Une problématique similaire se pose pour les genres Calliphora, Hylaeus, etc.

 

Quand cela se joue à un poil près (au sens propre), c'est alors que l'on comprend que l'on n'y arrivera pas.

Que l'on restera pour toujours des amateurs.

Que l'on ne saura jamais identifier certaines espèces.

Bien sûr, certains sites aguerris nous aident parfois.

Mais ils ont leurs limites: celles de nos photos, qui sont rarement "anatomiques".

Parfois, elles sont qualifiées par les entomologistes professionnels de "poétiques".

Calliphora sp.:

 

CALLIPHORIDAE Calliphora vicina 2.JPG

 

Hylaeus sp.:

 

COLLETIDAE Hylaeus sp. 2.JPG

 

Mais cela ne correspond pas exactement à un compliment.

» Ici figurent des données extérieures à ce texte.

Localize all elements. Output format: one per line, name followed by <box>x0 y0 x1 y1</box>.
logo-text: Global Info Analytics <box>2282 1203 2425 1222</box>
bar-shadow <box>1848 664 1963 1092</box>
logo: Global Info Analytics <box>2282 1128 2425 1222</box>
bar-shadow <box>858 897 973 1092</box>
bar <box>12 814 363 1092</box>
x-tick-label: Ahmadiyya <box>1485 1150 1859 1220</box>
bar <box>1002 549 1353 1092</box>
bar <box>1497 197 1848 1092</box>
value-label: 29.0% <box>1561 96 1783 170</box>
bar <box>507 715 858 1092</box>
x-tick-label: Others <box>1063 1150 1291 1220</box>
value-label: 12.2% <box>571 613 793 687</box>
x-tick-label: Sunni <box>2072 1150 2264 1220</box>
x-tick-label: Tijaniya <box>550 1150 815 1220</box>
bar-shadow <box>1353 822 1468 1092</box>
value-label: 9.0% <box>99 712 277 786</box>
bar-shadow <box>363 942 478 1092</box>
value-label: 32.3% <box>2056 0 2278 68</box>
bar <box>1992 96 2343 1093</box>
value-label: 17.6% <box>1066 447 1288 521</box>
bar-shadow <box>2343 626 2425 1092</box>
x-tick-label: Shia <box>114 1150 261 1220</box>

Alors, nous constatons que nos fichiers d’espèces indéterminées grossissent, et la désolation fait suite à la fissuration.

 

Tout cela ne doit rester, pour l’amateur, qu'un jeu.

Et l'ampleur de la tâche ne doit pas rebuter car, de toutes manières, nous n'explorerons jamais qu'une parcelle du tout.

Au moins, en ce qui nous concerne, nous restons sagement dans le cadre de notre jardin.

Cela nous évitera les crises d'épilepsie.

 

Nous joignons ici un tableau récapitulatif du nombre d'insectes présents en France (il faut préciser qu'il ne s'agit que des insectes, donc araignées, cloportes, etc. ne sont pas comptabilisés).

 

xxx.jpg

 

Dans le jardin de Choui et Leia, nous atteignons pour l'instant le nombre de 440 espèces différents, araignées incluses, soit 1% du total.

Quelque part sur le web, nous avons rencontré quelqu'un se vantant d'environ 1300 espèces différentes dans son jardin sur quelques années.

Dans la mesure où notre jardin est très grand, 100% biologique, et assez bien situé, nous pouvons penser que de nombreuses espèces restent à rencontrer.

Sinon ce blog n'aurait aucun sens.

 

PS: pour vous aider dans la détermination, le très bon site: "Quel est cet animal?"

http://www.quelestcetanimal.com/aide-determination-animaux/

Il s'agit, à notre connaissance, du seul site de ce type en langue française.

Son animateur est très réactif, et toujours de bon conseil.